Statistiques : l’autre talon d’Achille de l’économie algérienne

Ryad Hamadi , TSA, 01 Mars 2023

L’une des tares que traîne encore l’économie algérienne a trait à l’information économique, indisponible, incomplète ou parfois inexacte.

Une insuffisance qui n’aide pas à prendre les bonnes décisions. Seule la numérisation et la clarification des procédures pourrait permettre d’avoir des statistiques fiables et en temps réel sur l’économie algérienne.

Lors de sa rencontre avec des représentants de la presse nationale vendredi 24 février, le président Abdelmadjid Tebboune s’est emporté contre le retard mis dans la mise en œuvre de la numérisation de tous les secteurs, rappelant que cela fait trois ans qu’il insiste en vain sur cet aspect.

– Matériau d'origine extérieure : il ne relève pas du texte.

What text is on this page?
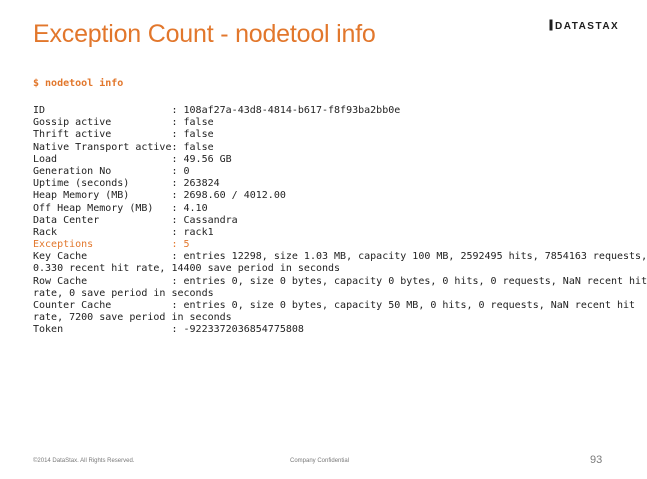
Exception Count - nodetool info	DATASTAX
$ nodetool info
ID                     : 108af27a-43d8-4814-b617-f8f93ba2bb0e
Gossip active          : false
Thrift active          : false
Native Transport active: false
Load                   : 49.56 GB
Generation No          : 0
Uptime (seconds)       : 263824
Heap Memory (MB)       : 2698.60 / 4012.00
Off Heap Memory (MB)   : 4.10
Data Center            : Cassandra
Rack                   : rack1
Exceptions             : 5
Key Cache              : entries 12298, size 1.03 MB, capacity 100 MB, 2592495 hits, 7854163 requests,
0.330 recent hit rate, 14400 save period in seconds
Row Cache              : entries 0, size 0 bytes, capacity 0 bytes, 0 hits, 0 requests, NaN recent hit
rate, 0 save period in seconds
Counter Cache          : entries 0, size 0 bytes, capacity 50 MB, 0 hits, 0 requests, NaN recent hit
rate, 7200 save period in seconds
Token                  : -9223372036854775808
©2014 DataStax. All Rights Reserved.	Company Confidential	93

Quelques jours plus tard, à l’occasion de l’ouverture des assises nationales de l’agriculture, mardi 28 février, le président Tebboune est revenu à la charge, citant cette fois des exemples concrets de statistiques erronées concernant les performances de l’agriculture algérienne.

Pendant longtemps, il a été admis que les céréaliculteurs algériens emblavent chaque année 3 millions d’hectares, or, les révisions faites par le président Tebboune mardi 28 février ont divisé le chiffre presque par deux, révélant que, bon an mal an, les surfaces emblavées n’ont jamais dépassé 1,8 million d’hectares.

L’utilisation de nouvelles techniques de recensement, avec notamment le recours aux drones, a démontré que le cheptel ovin de l’Algérie était surévalué de 10 millions de têtes (19 millions au lieu des 29 millions annoncés par le passé).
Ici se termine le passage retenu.